Sebabnya begini, dua puluh tahun silam sayalah anak-anak itu; yang tersiksa karena kuping dijejali sesuatu yang kami hindari. Jika saya anak-anak itu, saya akan teriaki mereka: ngafalin quran itu lama dan susah, woy!
Tapi marilah kita obrolin itu lebih jauh lagi. Kita mulai dari pertanyaan; kenapa ada santri yang bersikap begitu pada musik?
Apakah betul kami seperti yang dituduhkan: korban cuci otak, atau lebay, dll. Bisa jadi iya, bisa jadu tidak. Namun izinkan saya bercerita sedikit soal santri dan pesantren Tahfidz Al-Aquran.
Pesantren khusus Tahfidz Al-Quran punya perbedaan dari umumnya pesantren yang kita kenali, atau sebutlah pesantren salaf dan pesantren modern. Pesantren genre Tahfidz ini punya kurikulum dan tradisinya sendiri. Tidak, tidak, kami tidak diajari amalan meggandakan uang atau memperlancar jodoh. Itu “pesantren” genre lain.

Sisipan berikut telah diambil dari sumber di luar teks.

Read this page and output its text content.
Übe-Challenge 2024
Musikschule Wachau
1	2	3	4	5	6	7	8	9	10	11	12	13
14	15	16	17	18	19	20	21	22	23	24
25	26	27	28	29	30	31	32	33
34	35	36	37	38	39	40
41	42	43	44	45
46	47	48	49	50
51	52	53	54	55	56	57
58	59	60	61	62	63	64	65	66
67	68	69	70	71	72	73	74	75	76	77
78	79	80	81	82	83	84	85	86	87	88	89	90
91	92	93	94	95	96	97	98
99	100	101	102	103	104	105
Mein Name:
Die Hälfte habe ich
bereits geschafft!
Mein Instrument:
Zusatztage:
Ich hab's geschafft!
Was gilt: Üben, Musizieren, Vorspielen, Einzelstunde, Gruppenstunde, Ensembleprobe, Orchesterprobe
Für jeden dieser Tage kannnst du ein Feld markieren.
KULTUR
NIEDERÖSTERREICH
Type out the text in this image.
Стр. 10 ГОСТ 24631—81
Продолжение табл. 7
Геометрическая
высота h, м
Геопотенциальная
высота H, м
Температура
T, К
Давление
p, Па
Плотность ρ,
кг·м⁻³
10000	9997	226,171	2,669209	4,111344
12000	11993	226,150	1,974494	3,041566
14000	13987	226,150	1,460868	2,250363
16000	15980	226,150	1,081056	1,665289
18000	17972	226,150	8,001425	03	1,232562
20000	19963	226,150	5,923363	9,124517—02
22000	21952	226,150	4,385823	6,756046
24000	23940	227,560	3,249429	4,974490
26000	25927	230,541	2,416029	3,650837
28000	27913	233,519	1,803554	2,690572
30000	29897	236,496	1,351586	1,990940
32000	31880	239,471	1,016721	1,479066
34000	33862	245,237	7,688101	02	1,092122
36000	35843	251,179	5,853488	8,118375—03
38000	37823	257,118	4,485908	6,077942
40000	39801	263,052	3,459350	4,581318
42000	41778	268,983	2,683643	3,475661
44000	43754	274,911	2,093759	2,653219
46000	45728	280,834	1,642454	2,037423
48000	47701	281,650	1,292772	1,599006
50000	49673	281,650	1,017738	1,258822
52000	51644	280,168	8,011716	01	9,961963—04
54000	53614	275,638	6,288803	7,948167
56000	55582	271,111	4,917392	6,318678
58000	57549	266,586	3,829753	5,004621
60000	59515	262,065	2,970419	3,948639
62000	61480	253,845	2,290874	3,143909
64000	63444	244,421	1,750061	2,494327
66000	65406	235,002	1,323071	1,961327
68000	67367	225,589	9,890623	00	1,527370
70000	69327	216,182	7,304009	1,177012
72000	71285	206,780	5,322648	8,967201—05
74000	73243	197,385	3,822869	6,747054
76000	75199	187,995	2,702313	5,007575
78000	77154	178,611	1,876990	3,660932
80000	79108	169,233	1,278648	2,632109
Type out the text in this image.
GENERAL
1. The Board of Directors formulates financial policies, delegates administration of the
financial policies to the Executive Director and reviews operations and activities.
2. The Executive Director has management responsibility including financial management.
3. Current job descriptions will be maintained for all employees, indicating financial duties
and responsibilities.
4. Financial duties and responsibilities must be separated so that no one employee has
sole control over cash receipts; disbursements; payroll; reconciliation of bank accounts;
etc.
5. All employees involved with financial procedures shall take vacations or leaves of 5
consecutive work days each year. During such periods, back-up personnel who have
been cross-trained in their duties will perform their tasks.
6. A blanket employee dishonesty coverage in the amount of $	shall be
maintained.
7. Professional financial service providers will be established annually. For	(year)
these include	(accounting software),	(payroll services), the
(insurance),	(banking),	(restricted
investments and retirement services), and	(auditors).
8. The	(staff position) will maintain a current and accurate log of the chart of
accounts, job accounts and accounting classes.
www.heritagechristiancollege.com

Sebagai contoh, di tempatku mesantren dulu, rerata kami mulai nyantri di usia SMP. Selama 3-4 tahun kami semua tidak sekolah, kami komitmen dan fokus pada dua hal saja: hafal 30 juz dan mahir berbahasa arab secara lisan dan tulisan.
Bagaimana dengan pelajaran khas pesantren yang lain seperti fiqih dan tauhid? Ada, tapi cuma pelajaran mendasar dan tidak sebanyak porsi dua hal tadi. Namanya juga difokuskan.
Nah nanti, jika sudah khatam hafalan dan bahasa arabnya cas-cis-cus, biasanya kami disuruh lanjut belajar hal lain di Al-Azhar Kairo, atau bakal ada kelas ‘aliy (senior)yang khusus mendalami ilmu lain, seperti Tafsir, Hadits, Ushul Fiqh, Sastra Arab, dll.
Di tahun-tahun awal tadi itulah, kami nyaris dilarang mengakses pengetahuan atau hiburan apapun. Kami gak boleh baca RPUL (meski iseng), novel, sekalipun ada label “novel islami” dan semacamnya, dan tentunya musik. Tapi khusus untuk musik, kami cuma diperbolehkan punya kaset qasidah, itupun sebagai bagian dari pembelajaran bahasa arab. Yak betul “kaset tape”.
Nah, di sinilah inti persoalannya. Larangan mendengar musik jadi yang lebih sering diulang, sehingga (tak bisa disangkal) terasa seperti diharamkan dibanding larangan yang lain. Karena musik itu bisa lebih acces-able dibanding yang lain, seperti sebutlah nonton bokep.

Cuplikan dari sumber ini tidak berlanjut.